Don Pedro then points out the fact that the Treaty of Paris signed in 1898, which resulted in Spain ceding Puerto Rico to the United States, “was not negotiated by Puerto Rican plenipotentiaries, nor was it ratified by the Parliament of Puerto Rico in accordance with the Autonomous Charter.” The conclusion to be made, he argued, was that “Said Treaty is null and void as far as Puerto Rico is concerned.”
This clear, well-articulated understanding of Puerto Rico’s situation was formulated with the help of his training as a lawyer and exposure to international law during his time at Harvard.

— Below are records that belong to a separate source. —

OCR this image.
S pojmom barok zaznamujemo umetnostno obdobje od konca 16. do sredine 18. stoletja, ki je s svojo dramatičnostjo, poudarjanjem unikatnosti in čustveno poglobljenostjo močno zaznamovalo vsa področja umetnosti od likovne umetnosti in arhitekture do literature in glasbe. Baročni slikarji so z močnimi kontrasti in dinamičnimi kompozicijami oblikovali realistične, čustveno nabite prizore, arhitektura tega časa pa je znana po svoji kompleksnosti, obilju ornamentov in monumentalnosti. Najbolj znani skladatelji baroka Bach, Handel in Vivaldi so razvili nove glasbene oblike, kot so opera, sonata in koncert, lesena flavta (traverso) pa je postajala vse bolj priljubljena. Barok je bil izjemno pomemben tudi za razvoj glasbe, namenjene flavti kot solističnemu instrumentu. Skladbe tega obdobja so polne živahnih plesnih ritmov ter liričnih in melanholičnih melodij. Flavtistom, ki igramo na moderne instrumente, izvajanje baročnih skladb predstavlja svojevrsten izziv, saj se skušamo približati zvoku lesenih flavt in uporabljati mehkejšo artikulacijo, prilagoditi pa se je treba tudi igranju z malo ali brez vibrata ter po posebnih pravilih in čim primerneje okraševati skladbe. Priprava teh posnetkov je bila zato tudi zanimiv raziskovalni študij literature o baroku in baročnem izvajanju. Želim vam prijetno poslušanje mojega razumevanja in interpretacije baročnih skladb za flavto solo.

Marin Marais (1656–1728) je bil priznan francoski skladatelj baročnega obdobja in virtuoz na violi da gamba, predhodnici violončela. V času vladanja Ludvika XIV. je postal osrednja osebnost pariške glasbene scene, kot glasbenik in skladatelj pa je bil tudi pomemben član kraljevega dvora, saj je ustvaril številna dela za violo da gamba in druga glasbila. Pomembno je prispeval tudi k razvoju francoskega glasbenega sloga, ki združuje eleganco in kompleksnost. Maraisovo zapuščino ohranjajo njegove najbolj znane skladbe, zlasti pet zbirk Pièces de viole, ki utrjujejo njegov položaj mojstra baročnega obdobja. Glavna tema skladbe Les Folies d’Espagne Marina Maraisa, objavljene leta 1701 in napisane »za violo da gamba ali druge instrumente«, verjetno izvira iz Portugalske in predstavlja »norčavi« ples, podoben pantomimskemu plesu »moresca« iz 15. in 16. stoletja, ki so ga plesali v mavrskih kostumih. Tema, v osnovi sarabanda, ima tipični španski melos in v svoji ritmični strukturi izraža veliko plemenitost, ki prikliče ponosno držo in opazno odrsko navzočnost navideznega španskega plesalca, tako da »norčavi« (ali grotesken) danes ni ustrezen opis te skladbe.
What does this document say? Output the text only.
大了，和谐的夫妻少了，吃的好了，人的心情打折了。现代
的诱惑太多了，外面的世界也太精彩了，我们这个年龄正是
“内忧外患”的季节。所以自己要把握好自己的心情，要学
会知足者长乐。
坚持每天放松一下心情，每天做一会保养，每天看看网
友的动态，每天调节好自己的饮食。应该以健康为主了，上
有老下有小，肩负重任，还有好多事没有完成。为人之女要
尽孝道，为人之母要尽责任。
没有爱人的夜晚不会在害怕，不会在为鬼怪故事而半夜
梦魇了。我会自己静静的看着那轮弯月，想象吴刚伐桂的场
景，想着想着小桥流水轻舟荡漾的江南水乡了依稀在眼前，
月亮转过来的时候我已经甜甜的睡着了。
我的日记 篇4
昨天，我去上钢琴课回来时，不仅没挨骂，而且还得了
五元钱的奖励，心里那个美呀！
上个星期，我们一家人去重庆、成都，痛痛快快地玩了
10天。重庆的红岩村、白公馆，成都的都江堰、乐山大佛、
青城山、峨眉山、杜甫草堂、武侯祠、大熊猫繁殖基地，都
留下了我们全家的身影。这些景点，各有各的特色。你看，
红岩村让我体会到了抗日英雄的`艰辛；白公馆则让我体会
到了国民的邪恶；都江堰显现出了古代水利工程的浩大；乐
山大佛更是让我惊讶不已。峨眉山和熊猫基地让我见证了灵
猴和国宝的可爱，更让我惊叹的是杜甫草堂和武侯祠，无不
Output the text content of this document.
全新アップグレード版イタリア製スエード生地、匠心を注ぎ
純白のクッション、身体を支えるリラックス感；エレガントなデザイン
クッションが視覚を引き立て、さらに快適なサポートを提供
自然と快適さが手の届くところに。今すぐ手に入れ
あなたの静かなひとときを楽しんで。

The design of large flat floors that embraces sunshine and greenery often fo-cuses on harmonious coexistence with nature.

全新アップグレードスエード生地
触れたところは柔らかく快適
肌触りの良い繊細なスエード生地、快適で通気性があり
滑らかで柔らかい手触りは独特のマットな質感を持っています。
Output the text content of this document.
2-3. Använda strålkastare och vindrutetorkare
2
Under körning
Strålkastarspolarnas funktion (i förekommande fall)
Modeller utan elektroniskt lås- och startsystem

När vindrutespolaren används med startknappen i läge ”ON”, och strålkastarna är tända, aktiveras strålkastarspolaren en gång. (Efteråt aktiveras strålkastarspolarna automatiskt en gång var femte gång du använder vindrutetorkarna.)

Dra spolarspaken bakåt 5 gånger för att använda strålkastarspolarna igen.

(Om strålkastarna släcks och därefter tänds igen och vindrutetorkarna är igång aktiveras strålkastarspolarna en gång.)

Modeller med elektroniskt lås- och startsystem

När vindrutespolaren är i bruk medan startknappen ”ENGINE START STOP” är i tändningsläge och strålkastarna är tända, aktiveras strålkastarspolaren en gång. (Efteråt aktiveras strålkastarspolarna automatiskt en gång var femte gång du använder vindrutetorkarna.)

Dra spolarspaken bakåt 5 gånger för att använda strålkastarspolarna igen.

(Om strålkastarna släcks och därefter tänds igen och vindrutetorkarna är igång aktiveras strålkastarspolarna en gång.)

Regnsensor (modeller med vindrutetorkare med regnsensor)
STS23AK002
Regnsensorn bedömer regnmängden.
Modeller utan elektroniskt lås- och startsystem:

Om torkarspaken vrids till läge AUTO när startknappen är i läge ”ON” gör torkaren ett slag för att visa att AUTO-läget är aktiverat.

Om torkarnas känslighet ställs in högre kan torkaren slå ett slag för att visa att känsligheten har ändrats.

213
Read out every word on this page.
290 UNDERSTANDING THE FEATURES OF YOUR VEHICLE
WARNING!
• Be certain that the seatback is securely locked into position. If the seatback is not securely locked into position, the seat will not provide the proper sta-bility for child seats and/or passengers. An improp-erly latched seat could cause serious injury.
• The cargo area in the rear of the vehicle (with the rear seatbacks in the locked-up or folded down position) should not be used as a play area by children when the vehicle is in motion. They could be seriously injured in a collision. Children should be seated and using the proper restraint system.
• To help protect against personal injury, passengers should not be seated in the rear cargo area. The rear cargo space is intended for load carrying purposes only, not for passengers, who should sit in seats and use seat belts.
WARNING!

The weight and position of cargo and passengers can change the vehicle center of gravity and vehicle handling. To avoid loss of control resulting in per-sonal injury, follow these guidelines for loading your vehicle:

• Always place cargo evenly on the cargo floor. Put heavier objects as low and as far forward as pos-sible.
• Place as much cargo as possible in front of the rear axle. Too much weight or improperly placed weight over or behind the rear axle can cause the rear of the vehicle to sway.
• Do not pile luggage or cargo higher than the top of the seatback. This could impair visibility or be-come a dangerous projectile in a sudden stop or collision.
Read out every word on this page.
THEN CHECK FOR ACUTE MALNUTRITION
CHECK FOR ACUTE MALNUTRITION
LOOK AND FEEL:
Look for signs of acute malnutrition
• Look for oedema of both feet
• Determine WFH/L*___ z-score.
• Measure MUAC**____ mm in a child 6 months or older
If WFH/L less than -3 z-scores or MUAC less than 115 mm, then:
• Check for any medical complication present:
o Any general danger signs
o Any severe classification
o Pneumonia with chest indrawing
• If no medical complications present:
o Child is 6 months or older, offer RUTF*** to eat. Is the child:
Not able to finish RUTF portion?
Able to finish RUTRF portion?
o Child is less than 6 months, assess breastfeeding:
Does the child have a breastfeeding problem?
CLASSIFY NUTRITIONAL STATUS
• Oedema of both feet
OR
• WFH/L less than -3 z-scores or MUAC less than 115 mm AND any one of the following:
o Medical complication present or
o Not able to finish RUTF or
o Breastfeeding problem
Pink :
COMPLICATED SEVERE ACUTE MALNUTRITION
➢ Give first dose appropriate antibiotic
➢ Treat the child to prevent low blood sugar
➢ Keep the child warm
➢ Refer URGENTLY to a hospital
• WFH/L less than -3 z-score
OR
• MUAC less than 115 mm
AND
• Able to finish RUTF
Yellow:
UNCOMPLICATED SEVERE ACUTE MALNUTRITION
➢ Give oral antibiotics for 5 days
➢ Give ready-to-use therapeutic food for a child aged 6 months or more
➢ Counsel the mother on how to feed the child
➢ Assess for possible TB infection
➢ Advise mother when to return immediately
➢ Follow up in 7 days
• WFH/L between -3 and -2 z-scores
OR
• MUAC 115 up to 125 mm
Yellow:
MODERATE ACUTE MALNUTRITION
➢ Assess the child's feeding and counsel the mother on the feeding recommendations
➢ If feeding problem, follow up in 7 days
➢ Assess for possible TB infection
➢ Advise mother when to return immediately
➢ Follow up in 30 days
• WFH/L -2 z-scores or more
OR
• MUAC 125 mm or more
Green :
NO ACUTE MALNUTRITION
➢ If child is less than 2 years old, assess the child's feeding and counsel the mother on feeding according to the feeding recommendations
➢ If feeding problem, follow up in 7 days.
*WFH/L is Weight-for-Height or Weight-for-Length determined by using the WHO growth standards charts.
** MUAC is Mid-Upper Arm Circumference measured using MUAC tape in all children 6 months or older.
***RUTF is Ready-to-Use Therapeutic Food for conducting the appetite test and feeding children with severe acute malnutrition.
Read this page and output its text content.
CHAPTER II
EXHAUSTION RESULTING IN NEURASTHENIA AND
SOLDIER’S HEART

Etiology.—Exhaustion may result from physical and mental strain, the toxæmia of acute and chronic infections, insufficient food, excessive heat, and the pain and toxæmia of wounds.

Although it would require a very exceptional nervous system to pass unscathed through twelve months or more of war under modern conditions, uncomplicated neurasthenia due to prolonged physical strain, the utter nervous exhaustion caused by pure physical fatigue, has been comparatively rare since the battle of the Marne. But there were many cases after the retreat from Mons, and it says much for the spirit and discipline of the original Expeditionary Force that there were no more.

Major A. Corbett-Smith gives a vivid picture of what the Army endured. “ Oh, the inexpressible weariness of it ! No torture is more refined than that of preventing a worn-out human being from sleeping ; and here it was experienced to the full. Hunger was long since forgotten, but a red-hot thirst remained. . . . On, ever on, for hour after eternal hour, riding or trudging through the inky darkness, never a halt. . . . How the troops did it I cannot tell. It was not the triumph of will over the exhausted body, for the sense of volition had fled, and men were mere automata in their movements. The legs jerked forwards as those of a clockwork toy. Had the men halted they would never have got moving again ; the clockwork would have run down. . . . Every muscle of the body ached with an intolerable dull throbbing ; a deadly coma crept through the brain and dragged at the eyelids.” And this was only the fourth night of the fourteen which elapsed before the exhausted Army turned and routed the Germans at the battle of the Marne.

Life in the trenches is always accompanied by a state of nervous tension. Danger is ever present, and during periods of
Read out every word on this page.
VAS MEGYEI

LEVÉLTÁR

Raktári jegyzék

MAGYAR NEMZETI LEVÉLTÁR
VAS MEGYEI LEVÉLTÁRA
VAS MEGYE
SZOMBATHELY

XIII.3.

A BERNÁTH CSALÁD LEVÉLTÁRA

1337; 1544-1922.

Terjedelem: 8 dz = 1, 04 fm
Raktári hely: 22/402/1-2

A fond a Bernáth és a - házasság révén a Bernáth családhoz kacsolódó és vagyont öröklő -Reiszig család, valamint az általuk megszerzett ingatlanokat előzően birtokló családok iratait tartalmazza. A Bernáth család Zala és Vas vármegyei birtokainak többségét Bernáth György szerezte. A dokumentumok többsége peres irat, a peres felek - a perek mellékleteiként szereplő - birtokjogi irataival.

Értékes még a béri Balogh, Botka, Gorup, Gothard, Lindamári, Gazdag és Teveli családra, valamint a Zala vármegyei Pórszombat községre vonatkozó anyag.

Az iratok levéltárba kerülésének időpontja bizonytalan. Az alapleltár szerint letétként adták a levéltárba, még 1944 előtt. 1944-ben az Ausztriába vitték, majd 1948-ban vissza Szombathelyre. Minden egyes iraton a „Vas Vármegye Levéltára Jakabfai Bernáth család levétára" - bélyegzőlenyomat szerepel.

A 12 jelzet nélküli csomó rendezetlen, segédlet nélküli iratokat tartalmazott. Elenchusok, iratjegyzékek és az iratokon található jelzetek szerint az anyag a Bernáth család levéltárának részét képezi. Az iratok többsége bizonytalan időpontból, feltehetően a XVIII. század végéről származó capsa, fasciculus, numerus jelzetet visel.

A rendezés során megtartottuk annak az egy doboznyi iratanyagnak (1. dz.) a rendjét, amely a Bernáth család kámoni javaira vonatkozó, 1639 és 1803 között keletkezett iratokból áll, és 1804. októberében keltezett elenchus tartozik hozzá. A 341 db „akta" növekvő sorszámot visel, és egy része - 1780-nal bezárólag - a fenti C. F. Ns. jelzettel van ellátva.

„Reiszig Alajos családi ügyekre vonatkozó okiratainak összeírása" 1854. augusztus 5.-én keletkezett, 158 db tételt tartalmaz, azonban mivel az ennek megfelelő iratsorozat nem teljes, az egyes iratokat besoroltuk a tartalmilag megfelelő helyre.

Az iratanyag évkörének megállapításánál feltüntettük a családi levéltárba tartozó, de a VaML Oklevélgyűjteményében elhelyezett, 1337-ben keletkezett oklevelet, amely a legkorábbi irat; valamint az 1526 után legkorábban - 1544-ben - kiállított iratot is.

For Don Pedro, because the negotiations of the Treaty of Paris violated the rights of Puerto Rico under the Charter of Autonomy, the U.S. colonial structure in Puerto Rico was illegitimate and all opposition to it was justified.
In his view, Puerto Rico was a legally constituted nation that was militarily intervened by the United States. What he sought was to reclaim and restore Puerto Rico’s sovereignty and allow its national development to continue with the recognition and support of the rest of Latin America and the larger international community.
- El Movimiento Libertador en la Historia de Puerto Rico, by Ramón Medina Ramírez (San Juan, Puerto Rico, 1970).
- Pedro Albizu Campos: Las Llamas de la Aurora- Acercamiento a su Biografía, by Marisa Rosado (Ediciones Puerto, 2008).
- Pedro Albizu Campos: Obras Escogidas, 1923-1936, Tomo I, edited by J. Benjamín Torres (Editorial Jelofe, 1975).